C. Registered and Used in Bad Faith
Paragraph 4(b) of the Policy provides that the following circumstances, “in particular but without limitation,” shall constitute evidence of the registration and use of a domain name in bad faith:
(i) circumstances indicating that [the Respondent] registered or acquired the domain name primarily for the purpose of selling, renting, or otherwise transferring the domain name registration to the Complainant who is the owner of the trademark or service mark or to a competitor of that Complainant, for valuable consideration in excess of documented out-of-pocket costs directly related to the domain name; or
(ii) [the Respondent] registered the domain name in order to prevent the owner of the trademark or service mark from reflecting the mark in a corresponding domain name, provided that [the Respondent has] engaged in a pattern of such conduct; or
(iii) [the Respondent has] registered the domain name primarily for the purpose of disrupting the business of [the Complainant]; or
(iv) by using the domain name, [the Respondent has] intentionally attempted to attract, for commercial gain, Internet users to [its] web site or other on-line location, by creating a likelihood of confusion with the Complainant’s mark as to the source, sponsorship, affiliation, or endorsement of the web site or location or of a product or service on [the] web site or location.

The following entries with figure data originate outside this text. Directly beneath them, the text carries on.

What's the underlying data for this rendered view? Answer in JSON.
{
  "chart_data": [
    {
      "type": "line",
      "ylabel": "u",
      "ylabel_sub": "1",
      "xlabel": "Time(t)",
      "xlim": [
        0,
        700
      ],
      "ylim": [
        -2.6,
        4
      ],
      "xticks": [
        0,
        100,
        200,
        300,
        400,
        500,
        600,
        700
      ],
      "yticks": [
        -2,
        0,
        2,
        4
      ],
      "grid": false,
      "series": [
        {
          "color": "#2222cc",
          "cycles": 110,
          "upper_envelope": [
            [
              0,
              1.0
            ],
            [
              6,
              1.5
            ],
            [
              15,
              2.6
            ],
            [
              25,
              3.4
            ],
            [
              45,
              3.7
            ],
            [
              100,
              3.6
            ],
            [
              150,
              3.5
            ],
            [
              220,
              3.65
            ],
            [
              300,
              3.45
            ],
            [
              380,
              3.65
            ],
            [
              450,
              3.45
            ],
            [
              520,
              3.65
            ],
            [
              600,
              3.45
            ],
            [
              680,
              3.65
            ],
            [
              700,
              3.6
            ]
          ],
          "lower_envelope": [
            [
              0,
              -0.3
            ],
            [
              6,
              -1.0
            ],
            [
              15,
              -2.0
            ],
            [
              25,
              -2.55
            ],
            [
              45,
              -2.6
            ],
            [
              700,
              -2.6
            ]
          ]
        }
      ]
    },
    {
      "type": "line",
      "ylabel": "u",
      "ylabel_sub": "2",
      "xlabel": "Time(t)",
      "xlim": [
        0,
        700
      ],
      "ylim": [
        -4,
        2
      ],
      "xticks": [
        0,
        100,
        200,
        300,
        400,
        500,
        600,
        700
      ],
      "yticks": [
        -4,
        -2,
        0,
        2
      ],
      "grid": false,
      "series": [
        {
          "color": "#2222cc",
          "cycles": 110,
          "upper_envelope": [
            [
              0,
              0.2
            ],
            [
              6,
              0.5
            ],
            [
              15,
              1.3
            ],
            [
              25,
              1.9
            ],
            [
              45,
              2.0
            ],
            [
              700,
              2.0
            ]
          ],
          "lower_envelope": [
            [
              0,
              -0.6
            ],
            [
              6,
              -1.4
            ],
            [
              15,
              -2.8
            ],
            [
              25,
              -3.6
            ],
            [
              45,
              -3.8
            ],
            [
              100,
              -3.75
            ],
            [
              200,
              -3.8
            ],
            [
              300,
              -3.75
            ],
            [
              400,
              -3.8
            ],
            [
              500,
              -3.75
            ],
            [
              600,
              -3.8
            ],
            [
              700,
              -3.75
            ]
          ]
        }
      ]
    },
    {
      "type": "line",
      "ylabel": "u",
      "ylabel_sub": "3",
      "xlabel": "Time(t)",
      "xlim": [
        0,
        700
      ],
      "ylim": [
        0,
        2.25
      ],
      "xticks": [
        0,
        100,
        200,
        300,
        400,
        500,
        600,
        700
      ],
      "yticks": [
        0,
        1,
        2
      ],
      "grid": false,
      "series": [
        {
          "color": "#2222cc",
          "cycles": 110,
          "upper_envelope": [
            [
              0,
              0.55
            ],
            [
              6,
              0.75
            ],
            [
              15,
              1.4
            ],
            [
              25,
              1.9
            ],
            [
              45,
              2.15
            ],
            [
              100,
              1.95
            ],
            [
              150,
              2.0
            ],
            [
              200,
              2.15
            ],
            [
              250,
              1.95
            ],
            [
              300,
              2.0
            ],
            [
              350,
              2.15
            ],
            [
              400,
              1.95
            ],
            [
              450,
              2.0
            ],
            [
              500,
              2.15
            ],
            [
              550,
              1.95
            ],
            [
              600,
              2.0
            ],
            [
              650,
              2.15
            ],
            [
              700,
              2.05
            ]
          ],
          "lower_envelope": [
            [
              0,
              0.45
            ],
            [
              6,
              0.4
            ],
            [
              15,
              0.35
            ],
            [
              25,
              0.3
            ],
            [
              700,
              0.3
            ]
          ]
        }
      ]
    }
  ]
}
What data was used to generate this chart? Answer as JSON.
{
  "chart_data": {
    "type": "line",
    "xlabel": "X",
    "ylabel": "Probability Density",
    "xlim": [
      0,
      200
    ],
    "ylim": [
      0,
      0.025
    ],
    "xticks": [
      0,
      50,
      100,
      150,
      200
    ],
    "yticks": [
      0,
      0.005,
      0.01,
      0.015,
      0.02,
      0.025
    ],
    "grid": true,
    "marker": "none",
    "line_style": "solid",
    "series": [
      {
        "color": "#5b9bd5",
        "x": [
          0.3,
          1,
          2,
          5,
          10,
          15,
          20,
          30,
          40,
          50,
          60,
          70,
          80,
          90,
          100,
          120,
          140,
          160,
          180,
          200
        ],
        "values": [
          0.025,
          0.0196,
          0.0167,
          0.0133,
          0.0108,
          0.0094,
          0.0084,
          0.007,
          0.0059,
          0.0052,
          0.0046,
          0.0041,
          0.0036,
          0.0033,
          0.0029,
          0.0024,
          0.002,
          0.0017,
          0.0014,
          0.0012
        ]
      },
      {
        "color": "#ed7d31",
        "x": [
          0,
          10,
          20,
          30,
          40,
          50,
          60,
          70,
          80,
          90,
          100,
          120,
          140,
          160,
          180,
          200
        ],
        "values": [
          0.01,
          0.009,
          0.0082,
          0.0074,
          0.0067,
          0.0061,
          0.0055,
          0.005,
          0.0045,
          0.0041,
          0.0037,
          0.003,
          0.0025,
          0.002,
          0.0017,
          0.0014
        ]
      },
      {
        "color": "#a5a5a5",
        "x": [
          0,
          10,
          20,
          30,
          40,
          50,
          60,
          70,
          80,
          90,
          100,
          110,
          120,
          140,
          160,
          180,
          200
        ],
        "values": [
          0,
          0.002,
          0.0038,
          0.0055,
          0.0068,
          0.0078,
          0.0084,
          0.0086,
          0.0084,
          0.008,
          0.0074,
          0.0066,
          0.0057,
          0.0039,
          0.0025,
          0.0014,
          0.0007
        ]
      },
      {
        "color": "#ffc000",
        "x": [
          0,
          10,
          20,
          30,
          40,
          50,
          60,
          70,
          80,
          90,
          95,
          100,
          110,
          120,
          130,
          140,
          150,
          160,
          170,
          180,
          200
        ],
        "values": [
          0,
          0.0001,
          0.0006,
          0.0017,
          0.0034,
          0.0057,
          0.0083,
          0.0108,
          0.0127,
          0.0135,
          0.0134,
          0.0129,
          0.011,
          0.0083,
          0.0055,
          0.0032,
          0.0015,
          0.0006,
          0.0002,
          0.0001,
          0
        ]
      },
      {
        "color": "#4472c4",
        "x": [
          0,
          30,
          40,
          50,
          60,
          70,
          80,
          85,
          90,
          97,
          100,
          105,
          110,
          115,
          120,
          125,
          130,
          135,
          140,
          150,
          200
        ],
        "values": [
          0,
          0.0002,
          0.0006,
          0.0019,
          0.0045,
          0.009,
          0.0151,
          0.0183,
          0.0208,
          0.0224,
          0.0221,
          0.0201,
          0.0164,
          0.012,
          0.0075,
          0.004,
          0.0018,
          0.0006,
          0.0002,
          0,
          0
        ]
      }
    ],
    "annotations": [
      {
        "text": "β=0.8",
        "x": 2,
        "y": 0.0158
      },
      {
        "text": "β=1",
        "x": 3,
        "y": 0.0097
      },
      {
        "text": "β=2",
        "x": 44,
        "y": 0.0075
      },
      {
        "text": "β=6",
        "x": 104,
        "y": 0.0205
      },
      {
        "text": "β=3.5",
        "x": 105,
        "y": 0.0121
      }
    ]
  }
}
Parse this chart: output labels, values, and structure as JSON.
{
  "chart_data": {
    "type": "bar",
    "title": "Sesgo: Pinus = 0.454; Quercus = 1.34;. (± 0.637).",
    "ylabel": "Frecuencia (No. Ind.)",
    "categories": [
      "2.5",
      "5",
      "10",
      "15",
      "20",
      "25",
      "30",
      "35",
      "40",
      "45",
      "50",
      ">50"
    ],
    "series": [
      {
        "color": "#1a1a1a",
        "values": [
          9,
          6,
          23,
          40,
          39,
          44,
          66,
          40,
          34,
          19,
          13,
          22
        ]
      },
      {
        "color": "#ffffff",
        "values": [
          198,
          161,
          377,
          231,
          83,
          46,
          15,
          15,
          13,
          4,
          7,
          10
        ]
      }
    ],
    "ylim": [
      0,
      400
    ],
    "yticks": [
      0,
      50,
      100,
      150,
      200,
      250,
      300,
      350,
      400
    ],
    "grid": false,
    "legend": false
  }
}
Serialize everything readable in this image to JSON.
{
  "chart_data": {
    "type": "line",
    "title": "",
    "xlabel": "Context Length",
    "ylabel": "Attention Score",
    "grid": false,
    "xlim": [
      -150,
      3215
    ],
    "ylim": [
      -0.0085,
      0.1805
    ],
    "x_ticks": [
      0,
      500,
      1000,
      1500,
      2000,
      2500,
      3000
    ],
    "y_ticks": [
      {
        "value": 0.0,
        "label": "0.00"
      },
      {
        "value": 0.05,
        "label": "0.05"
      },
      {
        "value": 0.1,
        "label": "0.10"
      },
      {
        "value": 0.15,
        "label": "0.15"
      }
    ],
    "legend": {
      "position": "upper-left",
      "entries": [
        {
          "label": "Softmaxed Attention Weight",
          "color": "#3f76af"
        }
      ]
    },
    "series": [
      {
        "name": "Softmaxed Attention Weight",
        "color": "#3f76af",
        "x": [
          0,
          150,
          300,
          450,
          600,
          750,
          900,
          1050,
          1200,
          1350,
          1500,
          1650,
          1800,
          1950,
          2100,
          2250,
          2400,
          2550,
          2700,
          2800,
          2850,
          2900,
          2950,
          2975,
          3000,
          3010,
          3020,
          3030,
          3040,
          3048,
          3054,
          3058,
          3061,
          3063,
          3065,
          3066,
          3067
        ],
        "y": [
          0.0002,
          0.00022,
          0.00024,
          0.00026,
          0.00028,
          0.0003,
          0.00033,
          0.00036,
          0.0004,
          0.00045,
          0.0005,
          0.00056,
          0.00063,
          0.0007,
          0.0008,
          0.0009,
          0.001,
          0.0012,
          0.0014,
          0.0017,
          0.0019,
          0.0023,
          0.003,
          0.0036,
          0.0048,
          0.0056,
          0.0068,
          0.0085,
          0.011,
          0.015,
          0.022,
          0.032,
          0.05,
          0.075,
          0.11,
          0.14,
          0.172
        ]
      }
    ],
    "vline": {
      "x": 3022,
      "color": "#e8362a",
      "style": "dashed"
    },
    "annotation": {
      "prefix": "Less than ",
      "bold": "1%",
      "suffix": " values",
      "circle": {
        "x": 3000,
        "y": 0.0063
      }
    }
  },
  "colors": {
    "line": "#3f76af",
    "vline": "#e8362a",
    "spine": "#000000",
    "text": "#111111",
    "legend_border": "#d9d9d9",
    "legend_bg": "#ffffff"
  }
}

The Panel finds two independent grounds upon which to conclude that the element of bad faith is present. First, Respondent has used the disputed domain name to redirect traffic to a commercial website of its own. Respondent has created a likelihood of confusion with Complainant’s own mark as to the source of such services, particularly because Respondent’s website is advertising travel services. Second, Respondent’s registration has prevented Complainant from reflecting that mark in a corresponding domain name. Moreover, Respondent has engaged in a pattern of such behavior, see The Sports Authority Michigan, Inc. v. Domhold Co., a/k/a D’Vaul L. (NAF Case No. 02000135011) (finding that Respondent was using the disputed domain name to redirect consumers to its own website for commercial gain).
Accordingly, the Complainant has demonstrated that each of the elements of paragraph 4(a) of the Policy is satisfied.
For all the foregoing reasons, in accordance with Paragraphs 4(i) of the Policy and 15 of the Rules, the Panel orders that the domain name <alamorentalcar.com> is transferred to the Complainant.